Ao MyNews, comunicador detalha preconceito contra funk e avanço da extrema-direita que se aproveita da pauta e usa de forma negativa em suas redes
O cantor MC Poze do Rodo está preso desde a última quinta-feira (29) de maio, acusado de envolvimento com o tráfico e por fazer músicas que enaltecem uma facção do Rio de Janeiro. No entanto, como ele foi detido — com algemas e sob forte exposição midiática negativa — chamou atenção. Assim, o MyNews conversou com o Jota Marques.
Jota Marques é morador da Cidade de Deus, comunicador, educador popular e debatedor no programa Sem Censura, da TV Brasil. Fundador do Instituto VNDI e do Coletivo Marginal, atua há quase 20 anos com direitos humanos, educação e comunicação nas favelas do Rio de Janeiro. Dessa forma, ele falou sobre a prisão do MC e comparou com outras detenções que não recebem a mesma truculência por parte das autoridades cariocas e brasileiras.

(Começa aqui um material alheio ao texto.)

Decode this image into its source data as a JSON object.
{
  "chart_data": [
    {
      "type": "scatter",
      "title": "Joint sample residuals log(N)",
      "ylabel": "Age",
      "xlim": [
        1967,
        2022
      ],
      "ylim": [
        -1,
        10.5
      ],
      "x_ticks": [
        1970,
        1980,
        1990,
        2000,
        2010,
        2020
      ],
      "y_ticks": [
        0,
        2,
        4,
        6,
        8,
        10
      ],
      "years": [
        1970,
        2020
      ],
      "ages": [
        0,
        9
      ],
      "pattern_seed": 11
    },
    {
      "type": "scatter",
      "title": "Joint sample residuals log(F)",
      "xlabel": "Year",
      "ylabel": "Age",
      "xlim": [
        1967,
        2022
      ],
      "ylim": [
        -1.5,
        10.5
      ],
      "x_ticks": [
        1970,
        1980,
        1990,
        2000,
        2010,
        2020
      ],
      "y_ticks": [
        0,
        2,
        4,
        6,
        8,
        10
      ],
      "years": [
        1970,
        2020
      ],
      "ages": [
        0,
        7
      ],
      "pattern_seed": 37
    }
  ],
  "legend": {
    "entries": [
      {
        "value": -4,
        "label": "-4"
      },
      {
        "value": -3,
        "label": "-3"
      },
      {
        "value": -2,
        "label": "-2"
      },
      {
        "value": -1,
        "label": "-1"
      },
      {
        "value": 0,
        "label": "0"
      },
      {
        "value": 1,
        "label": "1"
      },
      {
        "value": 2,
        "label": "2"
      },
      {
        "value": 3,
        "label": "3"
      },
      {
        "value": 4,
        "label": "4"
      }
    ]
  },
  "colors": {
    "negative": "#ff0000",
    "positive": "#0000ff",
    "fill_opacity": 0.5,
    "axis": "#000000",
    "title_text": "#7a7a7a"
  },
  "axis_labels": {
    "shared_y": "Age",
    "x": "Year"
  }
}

R: “Porque o corpo do Poze já é um corpo previamente condenado. Não importa o sucesso que ele alcançou, nem os milhões de seguidores ou os palcos que ocupa — no olhar do Estado e da mídia, ele ainda é um jovem preto, favelado, com tatuagens e gírias inconvenientes. A prisão com algemas, descalço, sem camisa e sob espetáculo midiático diz mais sobre a seletividade penal do nosso país do que sobre qualquer suposto crime. Há uma decisão política sobre quem é feito para ser humilhado em rede nacional. É preciso comparar com outros casos: gente com acusações gravíssimas, de tráfico, de homicídio, que nunca sofreu esse tipo de exposição. Como ele foi preso não é exceção, é regra quando se trata de corpos como o dele. E essa regra precisa ser denunciada”
Contudo, pesa contra Poze a acusação de apologia ao crime por meio de suas músicas, além do suposto envolvimento direto com atividades criminosas. Jota, no entanto, discorda da prisão.
VEJA: Entenda os motivos da prisão do MC Poze do Rodo
R: “Não. E mais: ela abre um precedente perigoso. A arte sempre foi usada como denúncia, como desabafo, como grito de sobrevivência. O Poze não faz apologia ao crime, em minha opinião. Ele narra a realidade que viu, que viveu, e que segue presente para milhões de jovens que crescem em territórios marcados pela ausência do Estado, violência policial e falta de oportunidades. E ainda assim, em boa parte das suas músicas, ele fala de superação, de família, de fé. Prender alguém por uma letra, sem contextualizar, é dizer que o Brasil agora tem um tribunal para censurar a arte, para escolher quem pode ou não cantar sua dor. E, curiosamente, esse tribunal só funciona para os artistas da periferia”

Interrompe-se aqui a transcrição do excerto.